To learn all this about orchids is to admire them more but, perhaps, love them less. And to wonder if we too have fallen prey to their deceptive charms. Like the scent-gathering euglossine bees, we use them to communicate our romantic intentions and lure mates, extracting their essence for perfumes and wearing them in corsages. Orchids have served us in this capacity since at least 1818, when William Cattley, an English plantsman, rescued a discarded orchid bulb that had been used as packing material in a shipment of tropical plants. The flowering of that specimen ignited a Victorian passion for orchids that has never really subsided.

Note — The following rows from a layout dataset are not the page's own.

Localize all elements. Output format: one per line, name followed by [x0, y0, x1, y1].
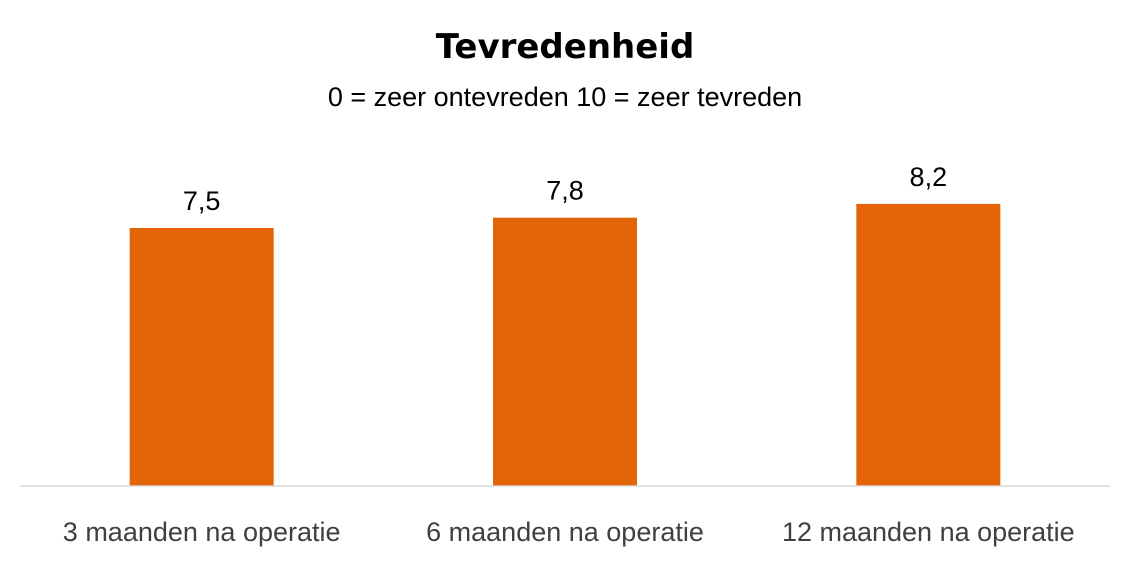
data-label: 7,5: [183, 186, 221, 216]
category-tick-label: 12 maanden na operatie: [782, 517, 1075, 547]
chart-title: Tevredenheid: [436, 27, 695, 67]
bar: [493, 217, 637, 486]
bars-group: [129, 203, 1001, 487]
chart-subtitle: 0 = zeer ontevreden 10 = zeer tevreden: [328, 82, 802, 112]
category-tick-label: 3 maanden na operatie: [63, 517, 341, 547]
data-label: 7,8: [546, 176, 584, 206]
labels-group: 7,5 3 maanden na operatie 7,8 6 maanden na …: [63, 162, 1075, 547]
bar: [856, 203, 1001, 487]
category-tick-label: 6 maanden na operatie: [426, 517, 704, 547]
data-label: 8,2: [910, 162, 948, 192]
bar: [129, 228, 274, 486]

The very name of the plant comes from the Greek word for testicle, referring not to the plant’s flowers but its bulbs, organs that have long been endowed with aphrodisiac properties. But it doesn’t take a Freudian to discern a strong sexual subtext in the passion for these flowers, especially among men, who any visit to an orchid show will tell you suffer disproportionately from “orchidelirium”—the Victorians’ term for the madness these flowers inspire. Victorians were offended by the “blatant sexuality” of orchids, according to Eric Hansen, the author of Orchid Fever; he isn’t referring to plant or insect sexuality either. “Prurient apparitions,” is how Victorian critic John Ruskin described these flowers.

Prurient? Is it possible that humans can look at an orchid and, like the deluded orchid bees or male dupe wasps, see an apparition of female anatomy? (Georgia O’Keeffe certainly did.) Could it be that plant sex and animal sex have gotten their wires crossed in human brains just as they have among the bugs? That accident of evolution has proved another happy one for the orchid, for look how much we humans now do for these flowers: the prices paid, the risks to life and limb endured, the pains taken …

Those were my thoughts as I watched Gaspar Silvera deploy a pair of slender forceps to remove a pollinium from a bucket orchid that had failed to entrap a euglossine bee. (“I suppose you could say that I too am manipulated by orchids,” he’d explained at the end of a shaggy tale about the lengths he goes to secure choice specimens.) Working with the steady hand of a jeweler, Silvera used the forceps to grab the base of the pollinium and then pressed it to a slit in the column of another bloom. Five years from now, Silvera may find himself with a precious new flower—and the orchid will have offspring it would otherwise not have had.

Ever since the first human-hybridized orchid bloomed (the earliest in the Western world was recorded in 1856), we humans have become important orchid pollinators too—more intentional perhaps than the orchid bees, but lured into advancing the orchid’s interests just the same, assisting in its quest for world domination. Today there are some 100,000 registered hybrid orchids, most of them the offspring of improbable marriages among far-flung plants arranged by, and literally inconceivable without, us.

Not that any of this was ever in the orchid’s plan. In evolution there is no plan, of course, only blind chance. But the moment that the orchid stumbled upon one of the keys to human desire and used it to unlock our hearts, it conquered a whole new world—our world—and enlisted a vast new crew of credulous animals more than happy to do its bidding. Let’s face it: We’re all orchid dupes now.